Jastrow writes that in Talmudic Hebrew the hitpael form of the verb meant "to endear one's self." He quotes Bereshit Rabba 45:4, where we find mention of women who were מִתְרַפְּקוֹת עַל בַּעֲלֵיהֶן בְּנוֹיָן - "endearing themselves [mitrapkot] to their husbands through their beauty." 

In more recent times, the verb has taken on another set of meanings: "to hug, to cling to; to remember fondly." The first - "to hug" - is perhaps influenced by the approach of the  medieval commentators. The latter - "to remember fondly" - I assume was a more creative interpretation of the verse in Shir HaShirim.

Klein also mentions a piel form - ריפק ripek. I've never heard it used today to mean "to support" or "to uphold," but the use "to elbow" does exist, but it's more commonly found today as ממרפק mimarpek. As Avshalom Kor points out here, that's one of the few uses of the root that doesn't have a positive connotation - instead of support, clinging and fond remembrance, to elbow is to rudely push your way into a place.

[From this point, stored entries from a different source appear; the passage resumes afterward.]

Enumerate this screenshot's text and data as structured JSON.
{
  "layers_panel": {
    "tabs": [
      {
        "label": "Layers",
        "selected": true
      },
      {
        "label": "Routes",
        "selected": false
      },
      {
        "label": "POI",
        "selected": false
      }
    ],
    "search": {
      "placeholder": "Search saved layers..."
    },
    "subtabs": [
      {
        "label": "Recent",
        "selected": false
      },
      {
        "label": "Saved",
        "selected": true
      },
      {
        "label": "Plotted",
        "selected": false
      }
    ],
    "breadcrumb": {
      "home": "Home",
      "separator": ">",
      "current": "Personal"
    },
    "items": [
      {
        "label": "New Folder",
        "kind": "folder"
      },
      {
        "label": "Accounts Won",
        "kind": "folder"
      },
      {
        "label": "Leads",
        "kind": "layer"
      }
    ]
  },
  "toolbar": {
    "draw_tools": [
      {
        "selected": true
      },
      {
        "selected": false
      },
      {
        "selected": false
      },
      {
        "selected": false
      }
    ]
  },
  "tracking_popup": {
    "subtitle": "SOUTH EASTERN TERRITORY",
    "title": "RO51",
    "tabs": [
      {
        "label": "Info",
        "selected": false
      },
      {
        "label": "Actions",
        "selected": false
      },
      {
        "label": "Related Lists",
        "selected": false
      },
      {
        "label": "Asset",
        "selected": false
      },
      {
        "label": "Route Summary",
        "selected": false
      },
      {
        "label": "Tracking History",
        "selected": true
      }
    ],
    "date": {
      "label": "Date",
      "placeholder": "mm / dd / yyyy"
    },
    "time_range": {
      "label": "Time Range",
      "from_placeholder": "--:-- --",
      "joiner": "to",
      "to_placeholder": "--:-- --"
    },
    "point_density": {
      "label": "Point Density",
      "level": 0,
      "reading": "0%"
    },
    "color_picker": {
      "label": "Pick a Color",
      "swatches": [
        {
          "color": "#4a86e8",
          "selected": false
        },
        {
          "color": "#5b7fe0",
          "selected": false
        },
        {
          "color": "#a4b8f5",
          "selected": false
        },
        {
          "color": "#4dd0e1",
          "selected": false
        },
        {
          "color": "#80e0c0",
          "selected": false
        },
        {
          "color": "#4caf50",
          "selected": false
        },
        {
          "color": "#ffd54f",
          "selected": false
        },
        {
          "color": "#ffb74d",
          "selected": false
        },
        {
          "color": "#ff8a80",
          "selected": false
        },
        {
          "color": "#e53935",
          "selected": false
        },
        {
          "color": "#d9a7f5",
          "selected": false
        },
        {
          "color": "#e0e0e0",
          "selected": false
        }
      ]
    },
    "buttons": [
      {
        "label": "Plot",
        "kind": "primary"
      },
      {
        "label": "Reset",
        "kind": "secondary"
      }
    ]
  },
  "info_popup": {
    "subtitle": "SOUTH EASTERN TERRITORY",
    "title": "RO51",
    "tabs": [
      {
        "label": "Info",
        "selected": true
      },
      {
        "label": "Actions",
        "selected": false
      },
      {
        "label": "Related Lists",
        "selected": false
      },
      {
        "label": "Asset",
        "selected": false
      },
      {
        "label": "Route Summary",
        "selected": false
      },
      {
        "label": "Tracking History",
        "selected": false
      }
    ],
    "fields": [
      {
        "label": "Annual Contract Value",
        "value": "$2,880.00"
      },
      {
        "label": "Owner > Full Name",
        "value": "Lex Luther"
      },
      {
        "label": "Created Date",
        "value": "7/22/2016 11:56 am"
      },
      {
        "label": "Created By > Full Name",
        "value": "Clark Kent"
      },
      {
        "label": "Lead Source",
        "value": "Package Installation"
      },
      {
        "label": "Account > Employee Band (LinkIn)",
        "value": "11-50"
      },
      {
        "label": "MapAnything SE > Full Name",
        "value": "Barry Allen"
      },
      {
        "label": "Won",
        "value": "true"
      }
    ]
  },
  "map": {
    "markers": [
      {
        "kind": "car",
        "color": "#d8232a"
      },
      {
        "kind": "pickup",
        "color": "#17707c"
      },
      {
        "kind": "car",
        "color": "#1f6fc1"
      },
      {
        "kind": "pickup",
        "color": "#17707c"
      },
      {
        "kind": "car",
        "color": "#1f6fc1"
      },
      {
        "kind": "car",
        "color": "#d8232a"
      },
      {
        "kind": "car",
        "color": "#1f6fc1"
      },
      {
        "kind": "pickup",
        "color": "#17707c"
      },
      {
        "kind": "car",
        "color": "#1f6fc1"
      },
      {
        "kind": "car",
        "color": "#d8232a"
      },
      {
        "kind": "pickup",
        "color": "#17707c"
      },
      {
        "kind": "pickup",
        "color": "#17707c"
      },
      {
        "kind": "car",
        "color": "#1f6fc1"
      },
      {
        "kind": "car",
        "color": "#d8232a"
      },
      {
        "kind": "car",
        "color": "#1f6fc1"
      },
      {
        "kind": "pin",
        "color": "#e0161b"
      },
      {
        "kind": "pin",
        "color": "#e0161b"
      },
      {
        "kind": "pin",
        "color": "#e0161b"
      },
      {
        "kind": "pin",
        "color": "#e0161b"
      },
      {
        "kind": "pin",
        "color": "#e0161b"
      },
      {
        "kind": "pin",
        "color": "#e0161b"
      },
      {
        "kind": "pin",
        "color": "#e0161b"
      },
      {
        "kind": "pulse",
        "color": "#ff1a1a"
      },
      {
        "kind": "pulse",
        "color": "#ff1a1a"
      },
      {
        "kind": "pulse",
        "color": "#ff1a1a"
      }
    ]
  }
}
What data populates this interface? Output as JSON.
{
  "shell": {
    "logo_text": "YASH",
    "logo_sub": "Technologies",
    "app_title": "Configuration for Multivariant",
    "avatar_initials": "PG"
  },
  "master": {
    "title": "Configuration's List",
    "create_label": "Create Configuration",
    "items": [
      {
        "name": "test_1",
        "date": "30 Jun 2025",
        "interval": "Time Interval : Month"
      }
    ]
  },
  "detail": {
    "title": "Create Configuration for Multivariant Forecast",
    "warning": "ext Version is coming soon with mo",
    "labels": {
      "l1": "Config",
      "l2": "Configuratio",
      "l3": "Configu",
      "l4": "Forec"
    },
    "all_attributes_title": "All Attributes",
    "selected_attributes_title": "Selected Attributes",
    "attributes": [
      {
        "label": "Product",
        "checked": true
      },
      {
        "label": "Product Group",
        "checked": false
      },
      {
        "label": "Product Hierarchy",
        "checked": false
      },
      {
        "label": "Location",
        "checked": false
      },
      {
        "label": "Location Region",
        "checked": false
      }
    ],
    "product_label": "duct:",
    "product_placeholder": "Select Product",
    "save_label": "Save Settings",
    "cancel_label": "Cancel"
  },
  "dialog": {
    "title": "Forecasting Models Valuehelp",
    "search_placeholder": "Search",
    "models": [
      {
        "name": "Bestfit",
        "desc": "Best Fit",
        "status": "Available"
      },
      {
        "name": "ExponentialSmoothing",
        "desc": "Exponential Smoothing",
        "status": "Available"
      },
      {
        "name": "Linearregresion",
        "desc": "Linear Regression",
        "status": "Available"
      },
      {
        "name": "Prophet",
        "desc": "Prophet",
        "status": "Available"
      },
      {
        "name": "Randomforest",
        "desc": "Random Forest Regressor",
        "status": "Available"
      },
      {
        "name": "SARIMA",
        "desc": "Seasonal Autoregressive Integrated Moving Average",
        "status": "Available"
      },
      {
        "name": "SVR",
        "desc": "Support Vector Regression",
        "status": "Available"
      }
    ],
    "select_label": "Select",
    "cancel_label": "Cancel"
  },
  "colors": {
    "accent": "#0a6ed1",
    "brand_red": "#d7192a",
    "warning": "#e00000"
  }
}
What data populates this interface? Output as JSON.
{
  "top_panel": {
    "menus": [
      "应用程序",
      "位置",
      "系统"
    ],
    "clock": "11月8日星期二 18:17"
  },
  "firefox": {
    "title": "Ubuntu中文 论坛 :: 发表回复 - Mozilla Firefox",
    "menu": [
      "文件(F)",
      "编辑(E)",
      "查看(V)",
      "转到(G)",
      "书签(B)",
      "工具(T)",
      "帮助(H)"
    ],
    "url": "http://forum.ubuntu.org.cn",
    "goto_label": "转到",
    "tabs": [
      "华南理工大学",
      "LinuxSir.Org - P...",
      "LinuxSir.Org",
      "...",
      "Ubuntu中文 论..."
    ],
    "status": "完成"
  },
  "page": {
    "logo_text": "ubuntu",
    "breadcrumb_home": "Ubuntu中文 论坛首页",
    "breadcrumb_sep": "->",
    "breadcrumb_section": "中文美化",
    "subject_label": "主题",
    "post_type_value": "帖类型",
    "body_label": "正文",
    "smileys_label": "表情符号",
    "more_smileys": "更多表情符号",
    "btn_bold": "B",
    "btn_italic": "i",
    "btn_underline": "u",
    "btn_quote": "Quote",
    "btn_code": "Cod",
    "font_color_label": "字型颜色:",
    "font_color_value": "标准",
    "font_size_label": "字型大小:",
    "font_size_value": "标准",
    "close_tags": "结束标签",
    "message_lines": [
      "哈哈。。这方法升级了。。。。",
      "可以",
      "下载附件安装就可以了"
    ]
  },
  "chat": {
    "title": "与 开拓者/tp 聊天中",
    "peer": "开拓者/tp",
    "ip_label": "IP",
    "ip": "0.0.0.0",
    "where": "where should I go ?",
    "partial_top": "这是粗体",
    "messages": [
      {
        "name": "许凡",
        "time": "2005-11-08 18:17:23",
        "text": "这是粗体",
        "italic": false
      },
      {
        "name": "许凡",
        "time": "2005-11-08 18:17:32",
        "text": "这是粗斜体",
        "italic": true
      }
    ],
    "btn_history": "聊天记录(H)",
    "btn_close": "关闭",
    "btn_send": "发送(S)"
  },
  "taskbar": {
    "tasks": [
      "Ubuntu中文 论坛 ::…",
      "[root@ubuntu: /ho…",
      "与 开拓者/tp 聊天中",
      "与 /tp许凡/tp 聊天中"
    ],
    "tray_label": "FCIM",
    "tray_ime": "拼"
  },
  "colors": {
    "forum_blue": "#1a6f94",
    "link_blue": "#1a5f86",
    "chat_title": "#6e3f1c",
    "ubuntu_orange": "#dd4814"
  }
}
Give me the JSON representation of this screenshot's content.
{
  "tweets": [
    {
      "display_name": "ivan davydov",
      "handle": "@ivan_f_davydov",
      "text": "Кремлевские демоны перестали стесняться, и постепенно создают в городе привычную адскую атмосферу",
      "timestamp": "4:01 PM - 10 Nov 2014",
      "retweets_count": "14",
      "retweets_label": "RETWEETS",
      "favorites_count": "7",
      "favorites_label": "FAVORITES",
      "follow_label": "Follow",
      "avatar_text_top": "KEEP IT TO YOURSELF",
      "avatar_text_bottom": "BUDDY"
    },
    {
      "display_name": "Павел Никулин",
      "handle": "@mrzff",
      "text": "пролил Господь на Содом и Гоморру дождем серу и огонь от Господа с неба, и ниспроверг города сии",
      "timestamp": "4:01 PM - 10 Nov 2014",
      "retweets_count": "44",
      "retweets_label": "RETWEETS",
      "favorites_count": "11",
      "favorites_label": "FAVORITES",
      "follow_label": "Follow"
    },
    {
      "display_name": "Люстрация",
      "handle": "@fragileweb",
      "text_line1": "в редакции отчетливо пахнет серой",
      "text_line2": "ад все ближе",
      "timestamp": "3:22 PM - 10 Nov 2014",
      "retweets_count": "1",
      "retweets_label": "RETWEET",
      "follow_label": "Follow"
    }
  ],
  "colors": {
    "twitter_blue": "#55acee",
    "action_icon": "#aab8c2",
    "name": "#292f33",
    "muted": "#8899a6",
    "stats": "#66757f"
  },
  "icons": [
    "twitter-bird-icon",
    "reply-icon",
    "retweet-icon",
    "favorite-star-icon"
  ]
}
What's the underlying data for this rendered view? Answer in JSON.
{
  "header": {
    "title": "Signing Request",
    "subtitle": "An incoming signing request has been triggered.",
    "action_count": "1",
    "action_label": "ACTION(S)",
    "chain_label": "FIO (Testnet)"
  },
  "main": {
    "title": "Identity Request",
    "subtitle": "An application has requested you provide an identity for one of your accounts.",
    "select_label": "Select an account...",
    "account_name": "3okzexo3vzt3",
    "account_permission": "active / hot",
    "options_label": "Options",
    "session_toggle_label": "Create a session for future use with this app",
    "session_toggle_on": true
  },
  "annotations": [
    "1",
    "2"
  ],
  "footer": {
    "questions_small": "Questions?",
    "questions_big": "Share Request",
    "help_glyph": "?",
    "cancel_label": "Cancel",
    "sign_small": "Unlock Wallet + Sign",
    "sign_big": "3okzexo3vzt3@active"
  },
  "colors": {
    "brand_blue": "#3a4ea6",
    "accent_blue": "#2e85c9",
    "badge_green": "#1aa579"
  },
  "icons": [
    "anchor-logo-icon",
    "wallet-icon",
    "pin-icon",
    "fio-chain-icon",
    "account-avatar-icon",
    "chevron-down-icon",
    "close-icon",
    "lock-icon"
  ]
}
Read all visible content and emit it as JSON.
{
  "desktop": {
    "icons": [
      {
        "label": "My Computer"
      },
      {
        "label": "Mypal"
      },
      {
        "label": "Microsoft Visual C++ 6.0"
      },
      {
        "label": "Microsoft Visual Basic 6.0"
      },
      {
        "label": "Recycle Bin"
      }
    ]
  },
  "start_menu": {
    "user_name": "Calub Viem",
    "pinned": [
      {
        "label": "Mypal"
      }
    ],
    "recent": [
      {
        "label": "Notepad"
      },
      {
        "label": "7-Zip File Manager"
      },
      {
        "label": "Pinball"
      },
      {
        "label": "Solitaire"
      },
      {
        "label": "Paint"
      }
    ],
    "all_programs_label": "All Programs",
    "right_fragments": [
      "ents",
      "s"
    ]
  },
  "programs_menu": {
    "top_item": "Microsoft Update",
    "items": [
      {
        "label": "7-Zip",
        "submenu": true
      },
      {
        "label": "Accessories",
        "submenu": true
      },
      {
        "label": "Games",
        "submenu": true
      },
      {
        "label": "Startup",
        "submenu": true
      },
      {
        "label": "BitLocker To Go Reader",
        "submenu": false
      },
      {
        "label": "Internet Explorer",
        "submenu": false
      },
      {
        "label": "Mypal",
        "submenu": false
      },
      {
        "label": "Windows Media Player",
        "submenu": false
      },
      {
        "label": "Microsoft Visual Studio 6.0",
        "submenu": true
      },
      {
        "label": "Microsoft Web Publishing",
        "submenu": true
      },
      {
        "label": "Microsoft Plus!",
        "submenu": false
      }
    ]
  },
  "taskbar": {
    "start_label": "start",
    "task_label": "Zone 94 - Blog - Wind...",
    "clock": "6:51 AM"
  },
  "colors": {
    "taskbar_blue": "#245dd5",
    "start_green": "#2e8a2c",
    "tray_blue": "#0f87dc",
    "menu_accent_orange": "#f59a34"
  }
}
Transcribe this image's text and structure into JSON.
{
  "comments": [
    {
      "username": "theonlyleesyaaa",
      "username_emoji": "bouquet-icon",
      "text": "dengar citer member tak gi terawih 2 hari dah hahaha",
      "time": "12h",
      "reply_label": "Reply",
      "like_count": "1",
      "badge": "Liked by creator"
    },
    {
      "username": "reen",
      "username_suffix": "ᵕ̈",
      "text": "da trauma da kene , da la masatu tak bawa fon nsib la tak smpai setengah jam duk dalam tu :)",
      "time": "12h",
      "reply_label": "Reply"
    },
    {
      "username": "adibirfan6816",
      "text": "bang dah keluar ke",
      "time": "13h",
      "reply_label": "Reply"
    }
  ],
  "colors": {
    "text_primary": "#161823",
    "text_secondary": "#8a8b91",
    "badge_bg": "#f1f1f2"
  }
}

Returning to the Arabic cognate, we find that rafik provided the name Rafiq, meaning "friend" or "companion." From Arabic, the same word was borrowed into Swahili, where it became rafiki. That name may be familiar from the Disney movie, The Lion King, where it was the name of the mandrill who through magical and spiritual efforts, helped the protagonists. He was their "friend", and as it happened, was always leaning on a walking stick, while bending his elbow.